This post is not about my willingness to ruin various mealtimes with treats and is about how refreshing it is to hang out with children. Somewhere along the lines here I mentioned a conversation that I had with my cousin about no longer saying “I can’t imagine” in every day conversation because it’s not really true and it’s so limiting in its scope. Hanging out with children only drives that point home, and it’s wildly humbling to realize how much I miss it. I think that I’m creative and then I watch Asher, or any other child, for three minutes and realize that my brain is basically a barren prairie of creative prairie dog holes by comparison.

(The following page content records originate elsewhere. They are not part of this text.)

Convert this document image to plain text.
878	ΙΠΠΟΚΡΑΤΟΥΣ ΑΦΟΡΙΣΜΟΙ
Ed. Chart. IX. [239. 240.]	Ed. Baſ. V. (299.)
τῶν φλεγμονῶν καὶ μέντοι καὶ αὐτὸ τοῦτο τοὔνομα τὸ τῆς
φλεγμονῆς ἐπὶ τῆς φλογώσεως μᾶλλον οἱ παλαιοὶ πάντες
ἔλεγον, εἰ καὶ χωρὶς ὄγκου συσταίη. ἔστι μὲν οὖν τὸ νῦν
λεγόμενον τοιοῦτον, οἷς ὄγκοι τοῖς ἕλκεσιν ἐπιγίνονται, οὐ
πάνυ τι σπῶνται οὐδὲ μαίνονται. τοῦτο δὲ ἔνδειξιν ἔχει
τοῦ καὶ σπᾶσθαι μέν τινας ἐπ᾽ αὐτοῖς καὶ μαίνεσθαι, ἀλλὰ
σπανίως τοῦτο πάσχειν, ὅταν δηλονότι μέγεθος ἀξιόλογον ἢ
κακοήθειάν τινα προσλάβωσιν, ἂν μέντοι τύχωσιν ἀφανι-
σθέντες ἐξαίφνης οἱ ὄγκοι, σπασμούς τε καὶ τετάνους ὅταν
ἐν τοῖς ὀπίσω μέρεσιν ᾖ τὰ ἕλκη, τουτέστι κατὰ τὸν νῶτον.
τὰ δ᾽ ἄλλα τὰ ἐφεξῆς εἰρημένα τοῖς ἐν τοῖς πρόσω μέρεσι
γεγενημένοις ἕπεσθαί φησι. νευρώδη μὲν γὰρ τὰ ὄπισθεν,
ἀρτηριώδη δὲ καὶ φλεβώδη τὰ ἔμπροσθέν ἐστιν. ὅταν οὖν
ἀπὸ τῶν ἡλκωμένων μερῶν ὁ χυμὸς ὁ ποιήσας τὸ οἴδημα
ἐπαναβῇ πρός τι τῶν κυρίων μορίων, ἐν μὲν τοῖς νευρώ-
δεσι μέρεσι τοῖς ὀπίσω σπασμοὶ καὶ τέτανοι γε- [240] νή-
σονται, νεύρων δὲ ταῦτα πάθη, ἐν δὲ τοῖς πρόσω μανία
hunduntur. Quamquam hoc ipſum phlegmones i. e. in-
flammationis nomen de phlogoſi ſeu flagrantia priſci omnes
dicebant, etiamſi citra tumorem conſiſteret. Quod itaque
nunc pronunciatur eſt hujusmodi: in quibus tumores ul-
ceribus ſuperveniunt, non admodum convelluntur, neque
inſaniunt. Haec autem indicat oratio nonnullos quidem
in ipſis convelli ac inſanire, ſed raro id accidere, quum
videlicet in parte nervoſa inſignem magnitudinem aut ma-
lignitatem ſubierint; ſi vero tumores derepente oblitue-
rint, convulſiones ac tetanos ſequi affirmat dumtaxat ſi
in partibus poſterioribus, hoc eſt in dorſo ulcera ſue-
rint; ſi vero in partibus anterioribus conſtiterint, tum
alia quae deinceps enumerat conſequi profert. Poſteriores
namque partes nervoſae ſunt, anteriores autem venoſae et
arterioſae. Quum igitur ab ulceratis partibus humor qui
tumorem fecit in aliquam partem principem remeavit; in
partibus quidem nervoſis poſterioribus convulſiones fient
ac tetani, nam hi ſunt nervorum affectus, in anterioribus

So the muffin. Asher was cruising along in the backseat the other day, working on a pumpkin muffin and within minutes I hear him saying, “We have to get our tools to dig that giant raisin out of the raisin cave that it’s stuck in!” and then he told me that his finger was the excavator and went to town making digger noises and digging out the giant raisin from its raisin cave. Once that job was done, he starting taking strategic bites until he had fashioned what looked to him like an airplane and proceeded to fly it into his own mouth. This lead to the demolition of the ‘wings’ (as you can imagine, the airplane shape was highly interpretive) and he announced that his muffin now looked like a boulder which lead to a conversation about how rocks can be shaped like anything. In the time that it took to eat a muffin, Asher did a little spelunking, visited a job site, flew through some clouds, and rolled down a hill, all coupled with a completely uninhibited narrative along the way.

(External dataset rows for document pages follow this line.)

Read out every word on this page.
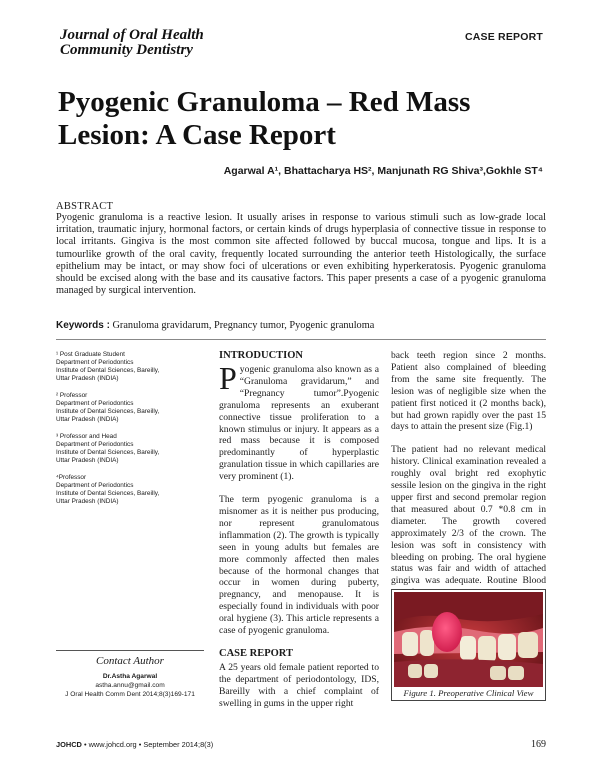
Journal of Oral Health
Community Dentistry
CASE REPORT
Pyogenic Granuloma – Red Mass Lesion: A Case Report
Agarwal A¹, Bhattacharya HS², Manjunath RG Shiva³,Gokhle ST⁴
ABSTRACT
Pyogenic granuloma is a reactive lesion. It usually arises in response to various stimuli such as low-grade local irritation, traumatic injury, hormonal factors, or certain kinds of drugs hyperplasia of connective tissue in response to local irritants. Gingiva is the most common site affected followed by buccal mucosa, tongue and lips. It is a tumourlike growth of the oral cavity, frequently located surrounding the anterior teeth Histologically, the surface epithelium may be intact, or may show foci of ulcerations or even exhibiting hyperkeratosis. Pyogenic granuloma should be excised along with the base and its causative factors. This paper presents a case of a pyogenic granuloma managed by surgical intervention.
Keywords : Granuloma gravidarum, Pregnancy tumor, Pyogenic granuloma
¹ Post Graduate Student
Department of Periodontics
Institute of Dental Sciences, Bareilly,
Uttar Pradesh (INDIA)
² Professor
Department of Periodontics
Institute of Dental Sciences, Bareilly,
Uttar Pradesh (INDIA)
³ Professor and Head
Department of Periodontics
Institute of Dental Sciences, Bareilly,
Uttar Pradesh (INDIA)
⁴Professor
Department of Periodontics
Institute of Dental Sciences, Bareilly,
Uttar Pradesh (INDIA)
Contact Author
Dr.Astha Agarwal
astha.annu@gmail.com
J Oral Health Comm Dent 2014;8(3)169-171
INTRODUCTION

Pyogenic granuloma also known as a “Granuloma gravidarum,” and “Pregnancy tumor”.Pyogenic granuloma represents an exuberant connective tissue proliferation to a known stimulus or injury. It appears as a red mass because it is composed predominantly of hyperplastic granulation tissue in which capillaries are very prominent (1).

The term pyogenic granuloma is a misnomer as it is neither pus producing, nor represent granulomatous inflammation (2). The growth is typically seen in young adults but females are more commonly affected then males because of the hormonal changes that occur in women during puberty, pregnancy, and menopause. It is especially found in individuals with poor oral hygiene (3). This article represents a case of pyogenic granuloma.

CASE REPORT

A 25 years old female patient reported to the department of periodontology, IDS, Bareilly with a chief complaint of swelling in gums in the upper right

back teeth region since 2 months. Patient also complained of bleeding from the same site frequently. The lesion was of negligible size when the patient first noticed it (2 months back), but had grown rapidly over the past 15 days to attain the present size (Fig.1)

The patient had no relevant medical history. Clinical examination revealed a roughly oval bright red exophytic sessile lesion on the gingiva in the right upper first and second premolar region that measured about 0.7 *0.8 cm in diameter. The growth covered approximately 2/3 of the crown. The lesion was soft in consistency with bleeding on probing. The oral hygiene status was fair and width of attached gingiva was adequate. Routine Blood

Figure 1. Preoperative Clinical View
JOHCD • www.johcd.org • September 2014;8(3)	169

The thing about living with kids is that we assume that they’re trying to find a place in our world when really, we’re the ones that are getting constantly invited into theirs. I think that my biggest shortcoming as a parent is my persistent desire to manipulate Asher’s day into the blueprint of mine, and without fail, I am reminded that if I just slow down a little, not only does the mind numbing back and forth quiet down, but I get to bear witness to the kind of life that I dream of leading. I would give almost anything to have a day in the imagination land of a three-year-old right now, to see airplane wings in my breakfast, to be able to use my voice to make as many interesting and funny sounds without fear of what anyone might think, to compulsively turn a slow minute into one filled with play. (And who am I kidding? To be forced to take a daily nap.) Where my brain is filled with what ifs and petty thoughts and numbers and self doubt, I can see so clearly in Asher’s eyes that his mind is only filled with absorbing the lights and colors and sounds around him and then using that information to entertain and discern and question.

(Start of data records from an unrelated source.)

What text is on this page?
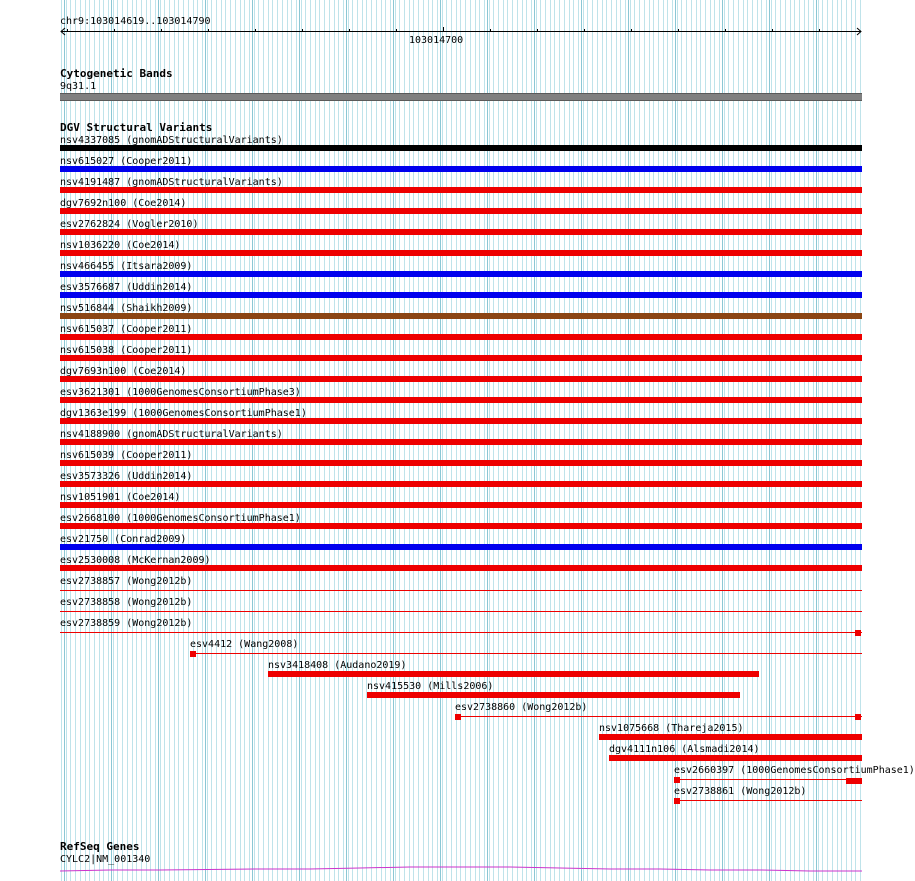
chr9:103014619..103014790
103014700
Cytogenetic Bands
9q31.1
DGV Structural Variants
nsv4337085 (gnomADStructuralVariants)
nsv615027 (Cooper2011)
nsv4191487 (gnomADStructuralVariants)
dgv7692n100 (Coe2014)
esv2762824 (Vogler2010)
nsv1036220 (Coe2014)
nsv466455 (Itsara2009)
esv3576687 (Uddin2014)
nsv516844 (Shaikh2009)
nsv615037 (Cooper2011)
nsv615038 (Cooper2011)
dgv7693n100 (Coe2014)
esv3621301 (1000GenomesConsortiumPhase3)
dgv1363e199 (1000GenomesConsortiumPhase1)
nsv4188900 (gnomADStructuralVariants)
nsv615039 (Cooper2011)
esv3573326 (Uddin2014)
nsv1051901 (Coe2014)
esv2668100 (1000GenomesConsortiumPhase1)
esv21750 (Conrad2009)
esv2530008 (McKernan2009)
esv2738857 (Wong2012b)
esv2738858 (Wong2012b)
esv2738859 (Wong2012b)
esv4412 (Wang2008)
nsv3418408 (Audano2019)
nsv415530 (Mills2006)
esv2738860 (Wong2012b)
nsv1075668 (Thareja2015)
dgv4111n106 (Alsmadi2014)
esv2660397 (1000GenomesConsortiumPhase1)
esv2738861 (Wong2012b)
RefSeq Genes
CYLC2|NM_001340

This is why it’s such a delight to give children something new. It’s why I want to give him muffins and books and toys and sticks and big boxes filled with mailing popcorn, why we take him in the woods and wait patiently as he jumps into the pool again and again and again. Not just because we like seeing his eyes light up or because it’s easy to pacify him, but because I can hand him a rock and in turn he hands me an entirely new perspective…if I’m willing to see it. Lately I feel like I’ve been short on patience and long on the sound of my own voice, so I’m trying to follow his lead back to that place of wonder. Of course my record’s not going to be perfect, but as the far fetched parenting ideals go, I would like the idealism to go down as the majority.
We all know it, but for the record? Kids have it going on. Us tall types are the ones that need to turn our listening ears on.
Here’s to a weekend of play. Of quiet grown up mouths and little kid dreams.
So beautifully put! My little man is turning 1 at the end of the month and already I’m realizing how truly far I am away from the creative, magical world he lives in every day. I try to find as much time as possible to slow down and play with him now but boy am I looking forward to the years to come. This tall person forgot how much joy there is in touching plants and stacking blocks.